While exemplary embodiments of the present invention have been described with reference to accompanying drawing, the present invention is not limited to the exemplary embodiments. It should be interpreted that various modifications that can be apparently made by those skilled in the art are included in the scope of the present invention. The scope of the patent claims is intended to encompass these variations. The claims of the present invention are intended to encompass these variations.

Claims

1. A event detection system with adaptively changeable event detection conditions, comprising:

an edge device including an event detection model unit and configured to detect an event and transmit an event detection result including metadata related to the detected event, wherein the event detection model unit analyzes a captured video in real time and detects a defined event on the basis of set detection conditions; and

a control server configured to verify the event detection result transmitted by the edge device through a multi-modal generative artificial intelligence model, collect statistical information on a result of the verification, and control the event detection model unit of the edge device to adjust and change the detection conditions on the basis of the statistical information.

2. The event detection system of claim 1, wherein the event detection model unit of the edge device detects a plurality of events, and each detection condition is set for a corresponding event.

3. The event detection system of claim 1, wherein the edge device includes a plurality of event detection model units, the respective event detection model units detect different events, and each detection condition is set for a corresponding event.

4. The event detection system of claim 3, wherein the edge device analyzes videos captured by a plurality of cameras in real time, the respective event detection model units detect different events for different videos, and each detection condition is set for a corresponding event.
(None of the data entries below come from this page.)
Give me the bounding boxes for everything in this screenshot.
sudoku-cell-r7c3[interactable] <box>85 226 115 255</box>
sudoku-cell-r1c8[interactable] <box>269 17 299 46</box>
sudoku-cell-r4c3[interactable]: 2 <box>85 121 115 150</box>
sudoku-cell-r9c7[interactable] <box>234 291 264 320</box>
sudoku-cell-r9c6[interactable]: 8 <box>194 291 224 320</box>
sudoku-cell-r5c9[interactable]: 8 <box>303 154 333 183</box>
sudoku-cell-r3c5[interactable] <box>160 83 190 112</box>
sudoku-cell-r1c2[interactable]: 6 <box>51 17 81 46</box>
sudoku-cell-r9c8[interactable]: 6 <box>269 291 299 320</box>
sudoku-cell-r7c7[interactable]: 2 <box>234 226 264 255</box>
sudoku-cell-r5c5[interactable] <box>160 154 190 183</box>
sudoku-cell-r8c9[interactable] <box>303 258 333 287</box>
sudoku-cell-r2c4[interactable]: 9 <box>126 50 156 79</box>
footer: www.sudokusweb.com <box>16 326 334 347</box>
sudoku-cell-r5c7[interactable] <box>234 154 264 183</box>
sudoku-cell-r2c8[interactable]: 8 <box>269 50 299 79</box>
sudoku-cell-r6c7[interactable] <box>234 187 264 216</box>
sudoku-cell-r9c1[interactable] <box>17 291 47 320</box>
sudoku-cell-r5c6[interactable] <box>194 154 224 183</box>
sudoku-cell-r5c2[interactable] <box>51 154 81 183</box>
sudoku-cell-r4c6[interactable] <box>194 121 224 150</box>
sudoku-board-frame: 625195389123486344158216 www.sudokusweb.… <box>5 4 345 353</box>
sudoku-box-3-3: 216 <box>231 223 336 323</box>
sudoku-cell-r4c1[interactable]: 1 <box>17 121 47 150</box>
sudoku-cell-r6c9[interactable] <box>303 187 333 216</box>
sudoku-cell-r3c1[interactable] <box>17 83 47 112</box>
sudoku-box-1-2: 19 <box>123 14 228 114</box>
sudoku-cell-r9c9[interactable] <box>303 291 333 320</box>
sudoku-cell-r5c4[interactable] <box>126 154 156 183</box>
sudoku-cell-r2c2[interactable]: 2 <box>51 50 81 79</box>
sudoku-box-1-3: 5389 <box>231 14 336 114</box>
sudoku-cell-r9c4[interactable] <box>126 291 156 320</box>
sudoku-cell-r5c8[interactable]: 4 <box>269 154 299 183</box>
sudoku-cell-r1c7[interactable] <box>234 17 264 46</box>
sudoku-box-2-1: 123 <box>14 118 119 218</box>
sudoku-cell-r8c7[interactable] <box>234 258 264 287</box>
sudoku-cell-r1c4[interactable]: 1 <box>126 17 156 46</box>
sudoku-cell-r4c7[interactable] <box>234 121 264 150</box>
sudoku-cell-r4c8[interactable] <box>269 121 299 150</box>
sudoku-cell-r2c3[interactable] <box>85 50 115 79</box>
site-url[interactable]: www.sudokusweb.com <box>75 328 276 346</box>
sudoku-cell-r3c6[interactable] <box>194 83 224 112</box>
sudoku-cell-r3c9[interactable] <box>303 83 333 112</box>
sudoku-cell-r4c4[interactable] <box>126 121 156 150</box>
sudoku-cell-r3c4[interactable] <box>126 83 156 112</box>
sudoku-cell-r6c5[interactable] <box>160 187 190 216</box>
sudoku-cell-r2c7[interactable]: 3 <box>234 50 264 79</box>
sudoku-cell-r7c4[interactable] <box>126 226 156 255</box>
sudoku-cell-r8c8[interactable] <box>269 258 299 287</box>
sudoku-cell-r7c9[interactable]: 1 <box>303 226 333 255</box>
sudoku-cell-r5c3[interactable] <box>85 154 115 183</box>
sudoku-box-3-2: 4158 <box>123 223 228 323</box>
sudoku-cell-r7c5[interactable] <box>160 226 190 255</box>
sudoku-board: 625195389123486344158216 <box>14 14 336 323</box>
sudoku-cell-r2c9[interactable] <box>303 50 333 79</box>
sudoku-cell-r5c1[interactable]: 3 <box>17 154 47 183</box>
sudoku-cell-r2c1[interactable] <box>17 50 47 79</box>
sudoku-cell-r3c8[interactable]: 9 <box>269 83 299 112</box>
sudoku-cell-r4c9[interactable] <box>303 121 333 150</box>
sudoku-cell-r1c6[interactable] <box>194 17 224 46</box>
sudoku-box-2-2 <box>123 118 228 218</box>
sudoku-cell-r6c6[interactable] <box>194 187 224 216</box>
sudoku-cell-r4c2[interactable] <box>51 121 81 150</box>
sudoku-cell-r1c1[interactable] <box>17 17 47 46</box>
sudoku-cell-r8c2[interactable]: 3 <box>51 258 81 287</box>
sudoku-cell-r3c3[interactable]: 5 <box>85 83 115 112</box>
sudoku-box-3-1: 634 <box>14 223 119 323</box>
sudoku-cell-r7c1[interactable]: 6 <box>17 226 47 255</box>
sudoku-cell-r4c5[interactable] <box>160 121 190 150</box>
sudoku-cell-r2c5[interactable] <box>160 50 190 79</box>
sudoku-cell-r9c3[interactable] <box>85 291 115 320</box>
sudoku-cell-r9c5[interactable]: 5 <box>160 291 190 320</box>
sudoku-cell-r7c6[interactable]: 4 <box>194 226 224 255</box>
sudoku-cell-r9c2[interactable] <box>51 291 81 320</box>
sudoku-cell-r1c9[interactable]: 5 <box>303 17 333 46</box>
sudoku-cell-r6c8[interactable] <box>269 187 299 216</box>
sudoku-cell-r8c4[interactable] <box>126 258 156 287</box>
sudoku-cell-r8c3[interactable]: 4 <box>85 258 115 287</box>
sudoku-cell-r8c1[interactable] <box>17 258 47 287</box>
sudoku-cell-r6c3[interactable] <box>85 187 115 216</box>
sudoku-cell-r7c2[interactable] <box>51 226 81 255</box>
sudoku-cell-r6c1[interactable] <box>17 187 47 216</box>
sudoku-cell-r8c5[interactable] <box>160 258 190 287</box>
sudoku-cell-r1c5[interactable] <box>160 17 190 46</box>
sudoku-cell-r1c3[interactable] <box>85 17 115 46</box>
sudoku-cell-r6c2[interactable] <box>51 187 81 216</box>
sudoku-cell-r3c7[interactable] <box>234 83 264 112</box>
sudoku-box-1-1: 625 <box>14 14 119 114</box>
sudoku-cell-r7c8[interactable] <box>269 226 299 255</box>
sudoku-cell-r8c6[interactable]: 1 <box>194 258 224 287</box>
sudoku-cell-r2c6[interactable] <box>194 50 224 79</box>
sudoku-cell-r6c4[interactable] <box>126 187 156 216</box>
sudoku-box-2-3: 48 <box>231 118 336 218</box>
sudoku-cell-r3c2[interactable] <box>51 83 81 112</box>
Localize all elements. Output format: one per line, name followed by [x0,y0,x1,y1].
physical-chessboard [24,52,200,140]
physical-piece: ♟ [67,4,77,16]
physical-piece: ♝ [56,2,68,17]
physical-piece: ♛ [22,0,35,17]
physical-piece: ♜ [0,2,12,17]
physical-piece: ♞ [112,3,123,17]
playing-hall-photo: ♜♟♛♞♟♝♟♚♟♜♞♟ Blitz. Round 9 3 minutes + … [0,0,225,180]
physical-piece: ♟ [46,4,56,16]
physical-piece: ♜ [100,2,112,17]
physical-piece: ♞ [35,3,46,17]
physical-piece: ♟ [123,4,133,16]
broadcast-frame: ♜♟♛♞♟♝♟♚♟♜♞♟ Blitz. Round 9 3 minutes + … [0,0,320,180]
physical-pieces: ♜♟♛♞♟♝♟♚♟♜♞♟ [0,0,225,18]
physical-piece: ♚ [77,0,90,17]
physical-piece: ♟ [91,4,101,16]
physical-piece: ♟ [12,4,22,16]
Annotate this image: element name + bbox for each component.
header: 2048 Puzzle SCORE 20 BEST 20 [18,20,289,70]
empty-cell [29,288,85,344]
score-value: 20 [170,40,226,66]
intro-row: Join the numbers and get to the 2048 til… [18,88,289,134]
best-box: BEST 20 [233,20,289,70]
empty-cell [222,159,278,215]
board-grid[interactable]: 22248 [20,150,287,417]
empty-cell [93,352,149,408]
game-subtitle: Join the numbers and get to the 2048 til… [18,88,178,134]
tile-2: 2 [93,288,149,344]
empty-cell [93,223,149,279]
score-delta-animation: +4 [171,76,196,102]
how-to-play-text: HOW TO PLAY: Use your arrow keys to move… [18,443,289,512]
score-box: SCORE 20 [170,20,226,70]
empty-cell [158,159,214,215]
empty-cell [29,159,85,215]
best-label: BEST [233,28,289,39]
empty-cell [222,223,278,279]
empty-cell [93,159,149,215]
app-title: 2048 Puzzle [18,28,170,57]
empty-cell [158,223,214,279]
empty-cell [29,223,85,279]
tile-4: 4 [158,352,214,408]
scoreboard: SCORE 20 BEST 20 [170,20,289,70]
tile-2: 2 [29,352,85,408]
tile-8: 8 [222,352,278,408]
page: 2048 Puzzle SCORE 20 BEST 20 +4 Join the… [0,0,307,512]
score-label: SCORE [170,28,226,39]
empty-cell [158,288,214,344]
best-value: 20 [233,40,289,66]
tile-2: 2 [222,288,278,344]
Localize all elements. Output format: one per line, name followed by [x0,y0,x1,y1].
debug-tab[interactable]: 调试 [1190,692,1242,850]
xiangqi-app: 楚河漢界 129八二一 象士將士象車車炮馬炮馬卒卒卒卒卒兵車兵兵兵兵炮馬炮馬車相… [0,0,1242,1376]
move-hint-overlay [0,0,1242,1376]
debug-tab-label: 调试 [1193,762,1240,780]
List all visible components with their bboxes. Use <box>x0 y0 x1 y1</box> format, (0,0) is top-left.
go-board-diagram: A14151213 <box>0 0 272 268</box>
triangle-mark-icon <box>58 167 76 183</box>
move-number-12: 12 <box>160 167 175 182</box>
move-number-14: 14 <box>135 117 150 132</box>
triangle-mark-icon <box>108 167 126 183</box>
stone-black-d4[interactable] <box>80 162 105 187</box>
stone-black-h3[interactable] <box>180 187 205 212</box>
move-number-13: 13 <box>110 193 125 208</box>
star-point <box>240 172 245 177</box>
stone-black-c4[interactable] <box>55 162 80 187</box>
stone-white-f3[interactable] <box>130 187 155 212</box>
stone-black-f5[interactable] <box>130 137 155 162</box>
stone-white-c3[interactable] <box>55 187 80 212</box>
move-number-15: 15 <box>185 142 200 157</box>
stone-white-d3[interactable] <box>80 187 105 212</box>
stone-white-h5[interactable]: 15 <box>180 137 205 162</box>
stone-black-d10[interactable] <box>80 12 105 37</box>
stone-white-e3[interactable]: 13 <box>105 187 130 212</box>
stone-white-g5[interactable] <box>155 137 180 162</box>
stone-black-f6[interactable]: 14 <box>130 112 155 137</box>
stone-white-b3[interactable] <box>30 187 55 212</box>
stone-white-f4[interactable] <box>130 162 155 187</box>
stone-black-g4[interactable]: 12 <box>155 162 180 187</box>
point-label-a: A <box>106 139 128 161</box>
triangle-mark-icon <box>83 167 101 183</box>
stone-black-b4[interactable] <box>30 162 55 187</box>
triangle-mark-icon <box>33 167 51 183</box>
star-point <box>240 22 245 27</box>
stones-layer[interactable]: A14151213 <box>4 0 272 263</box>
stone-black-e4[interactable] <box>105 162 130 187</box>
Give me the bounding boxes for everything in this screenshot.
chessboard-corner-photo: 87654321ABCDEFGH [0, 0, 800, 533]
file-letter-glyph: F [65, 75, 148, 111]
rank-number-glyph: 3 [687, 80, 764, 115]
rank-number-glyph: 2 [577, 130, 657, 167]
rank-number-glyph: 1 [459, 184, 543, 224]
5. The event detection system of claim 2, wherein a region of the video for detecting each event is pre-distinguished and set for a corresponding event.

6. The event detection system of claim 1, wherein, when the edge device transmits the event detection result, the metadata includes at least one of an event identifier, an image, detection region coordinates, a type of detected object, a size of the detected object, and a classification confidence of the detected object.

7. The event detection system of claim 6, wherein, when the edge device transmits the event detection result, the edge device displays a region in which the event is detected on an event detection image included in the metadata and transmits the event detection image.

8. The event detection system of claim 2, wherein, when the edge device detects the plurality of events simultaneously, the edge device transmits event detection results in a form of a list at one time.

9. The event detection system of claim 1, wherein the edge device and the control server are included in a single device.